Ce réseau permet de répondre à tous les types d’architecture, des plus simples jusqu’à des solutions à haute disponibilité, et ce, quelle que soit la taille des stations.

Le fait qu’Ethernet ne soit pas déterministe ne gêne pas. Vue la vitesse du réseau (supérieure à 100 Mb), il n’y a pas de pertes d’informations même en cas d’avalanche d’alarmes.

Architecture ValentonImage sécurisée
Figure 13. Architecture Valenton
Architecture – ValentonImage sécurisée
Figure 14. Architecture niveau 1 – Valenton

programmation orientée objet (figure 15)

Les technologies pour le hardware se banalisent. Il en est de même pour les logiciels.

Les consoles de programmation des automates ne sont plus des forteresses et s’ouvrent aussi au monde informatique. Les normes internationales, IEC 61131-3 entre autres, conçues par les constructeurs d’auto­mates, permettent aujourd’hui de travailler avec des boîtes fonctionnelles qui facilitent la mise en œuvre et les essais.

objet variateurImage sécurisée
Figure 15. Exemple face avant objet variateur

Cette programmation orientée objet permet de standardiser les fonctions élémentaires en proposant plus de fonction et donc d’informations pour l’exploitant. À une fonction donnée dans l’automate correspond une fonction en supervision, et donc à des adresses automates correspondent des adresses en supervision. Cela facilite les tests et la maintenance.

C’est ainsi que, pour des fonctions type moteur, on peut prévoir toutes sortes de calculs, ceux-ci étant faits une fois pour toutes. Lors de la vie de la station, ces fonctions peuvent être réutilisées simplement pour des adjonctions de procédés ou des modifications.

Cette approche de programmation orientée objet combinée avec un découpage fonctionnel de l’usine per­met de structurer le codage des adresses automate et donc de faciliter la maintenance.
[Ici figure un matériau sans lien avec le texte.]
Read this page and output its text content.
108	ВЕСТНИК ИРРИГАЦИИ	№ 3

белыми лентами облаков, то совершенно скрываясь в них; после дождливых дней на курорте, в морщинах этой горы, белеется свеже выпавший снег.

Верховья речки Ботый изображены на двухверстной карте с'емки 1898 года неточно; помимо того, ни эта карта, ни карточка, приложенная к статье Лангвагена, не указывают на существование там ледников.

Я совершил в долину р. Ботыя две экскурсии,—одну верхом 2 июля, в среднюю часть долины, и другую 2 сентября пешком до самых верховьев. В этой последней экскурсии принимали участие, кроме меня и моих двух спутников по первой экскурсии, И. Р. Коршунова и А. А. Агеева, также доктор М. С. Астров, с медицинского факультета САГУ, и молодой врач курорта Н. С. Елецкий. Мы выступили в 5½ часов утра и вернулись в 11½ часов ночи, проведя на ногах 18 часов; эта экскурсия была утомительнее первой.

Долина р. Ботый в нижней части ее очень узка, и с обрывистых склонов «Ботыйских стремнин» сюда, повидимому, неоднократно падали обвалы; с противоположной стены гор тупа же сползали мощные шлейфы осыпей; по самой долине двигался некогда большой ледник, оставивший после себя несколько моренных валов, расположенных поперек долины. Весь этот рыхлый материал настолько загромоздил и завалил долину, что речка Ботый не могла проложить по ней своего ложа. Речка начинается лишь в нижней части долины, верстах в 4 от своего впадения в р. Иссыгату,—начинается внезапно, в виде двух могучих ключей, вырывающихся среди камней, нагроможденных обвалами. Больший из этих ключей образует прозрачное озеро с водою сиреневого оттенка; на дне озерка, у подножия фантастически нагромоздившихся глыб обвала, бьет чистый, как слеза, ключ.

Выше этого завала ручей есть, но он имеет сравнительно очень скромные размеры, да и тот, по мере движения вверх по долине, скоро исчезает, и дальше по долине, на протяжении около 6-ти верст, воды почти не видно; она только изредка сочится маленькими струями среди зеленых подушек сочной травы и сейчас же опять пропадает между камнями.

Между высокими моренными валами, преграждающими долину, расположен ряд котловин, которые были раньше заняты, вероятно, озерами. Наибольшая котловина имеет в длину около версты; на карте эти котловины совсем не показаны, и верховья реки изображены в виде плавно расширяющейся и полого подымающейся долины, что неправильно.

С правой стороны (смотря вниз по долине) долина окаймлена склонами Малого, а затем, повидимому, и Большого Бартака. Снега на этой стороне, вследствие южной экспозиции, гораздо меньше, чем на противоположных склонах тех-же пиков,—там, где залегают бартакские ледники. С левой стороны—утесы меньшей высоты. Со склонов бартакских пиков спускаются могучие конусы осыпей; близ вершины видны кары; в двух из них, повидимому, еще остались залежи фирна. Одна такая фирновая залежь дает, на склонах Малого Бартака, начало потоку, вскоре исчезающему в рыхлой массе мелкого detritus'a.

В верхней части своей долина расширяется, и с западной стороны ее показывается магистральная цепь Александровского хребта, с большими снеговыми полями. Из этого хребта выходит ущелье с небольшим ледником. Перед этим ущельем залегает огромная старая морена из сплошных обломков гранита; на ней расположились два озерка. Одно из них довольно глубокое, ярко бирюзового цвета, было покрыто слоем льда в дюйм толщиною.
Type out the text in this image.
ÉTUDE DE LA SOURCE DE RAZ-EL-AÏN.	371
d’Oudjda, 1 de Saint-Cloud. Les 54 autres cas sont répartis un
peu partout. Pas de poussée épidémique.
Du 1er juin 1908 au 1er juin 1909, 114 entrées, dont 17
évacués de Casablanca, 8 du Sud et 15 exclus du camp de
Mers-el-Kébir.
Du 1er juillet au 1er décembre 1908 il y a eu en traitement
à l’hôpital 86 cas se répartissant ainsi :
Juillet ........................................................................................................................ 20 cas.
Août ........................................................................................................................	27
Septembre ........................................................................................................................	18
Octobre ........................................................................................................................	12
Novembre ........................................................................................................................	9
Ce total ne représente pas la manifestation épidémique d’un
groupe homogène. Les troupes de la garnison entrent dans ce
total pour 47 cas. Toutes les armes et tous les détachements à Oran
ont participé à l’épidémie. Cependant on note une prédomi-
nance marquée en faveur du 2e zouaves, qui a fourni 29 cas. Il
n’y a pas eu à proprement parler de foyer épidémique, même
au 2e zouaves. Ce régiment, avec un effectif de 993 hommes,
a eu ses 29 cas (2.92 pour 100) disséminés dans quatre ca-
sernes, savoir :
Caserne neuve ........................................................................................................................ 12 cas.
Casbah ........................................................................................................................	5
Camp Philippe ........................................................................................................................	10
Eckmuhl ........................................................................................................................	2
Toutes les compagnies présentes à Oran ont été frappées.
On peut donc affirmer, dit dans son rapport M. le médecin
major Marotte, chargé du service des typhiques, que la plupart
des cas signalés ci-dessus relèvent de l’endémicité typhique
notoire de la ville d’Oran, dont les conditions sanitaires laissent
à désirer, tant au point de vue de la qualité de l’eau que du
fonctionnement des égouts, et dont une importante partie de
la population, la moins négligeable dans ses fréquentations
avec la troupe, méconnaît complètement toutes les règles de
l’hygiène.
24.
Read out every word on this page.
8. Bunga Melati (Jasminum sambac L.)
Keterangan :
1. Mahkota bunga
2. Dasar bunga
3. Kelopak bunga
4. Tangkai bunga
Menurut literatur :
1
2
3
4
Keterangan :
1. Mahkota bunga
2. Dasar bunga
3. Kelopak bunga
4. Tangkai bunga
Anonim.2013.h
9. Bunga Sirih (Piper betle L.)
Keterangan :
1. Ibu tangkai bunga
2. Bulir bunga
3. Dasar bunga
système numérique de contrôle-commande ou solution automates superviseurs

C’est une des questions souvent soulevées. Sur les stations « classiques », le procédé est lent, les temps de réponse de quelques heures avec peu de mesures et donc peu de boucles de régulation et les séquences de fonctionnement sont de type combinatoires ou Graphcet (SFC). Il est donc logique que l’on se soit tourné vers la solution la plus adaptée à ces caractéristiques : les automates associés à une supervision.

SUEZ a ainsi réalisé des centaines d’installations à la satisfaction de ses clients. Cette solution a l’intérêt de s’interfacer facilement avec les équipements qui gèrent l’astreinte et permet de profiter rapide­ment des progrès réalisées par l’informatique (internet, clients légers…).

La solution automates superviseur a en plus l’énorme avantage d’être connue par beaucoup de prestatai­res pour sa mise en œuvre et sa maintenance.

Le SNCC apporte l’avantage de mieux structurer la programmation (utilisation de bloc fonctionnel en bibliothèque, variable déclarée globalement…) et de gérer les communications entre les interfaces homme- machine de façon transparente (déclaration unique des nœuds de réseaux). Mais les SNCC ne se justifient que pour des stations d’une certaine taille (plus de 10 000 variables en supervision).

En fait, les différences technologiques entre un SNCC et une solution automates/superviseur s’estompent, les deux offres sont maintenant fondées sur les mêmes standards :

  • Windows ;
  • Ethernet ;
  • IEC 61131-3 pour la programmation du temps réel.

Le choix entre ces deux solutions se fera donc de plus en plus sur des critères humains (expérience de l’exploitant) ou sur des critères commerciaux (services, prix) plutôt que sur des critères techniques.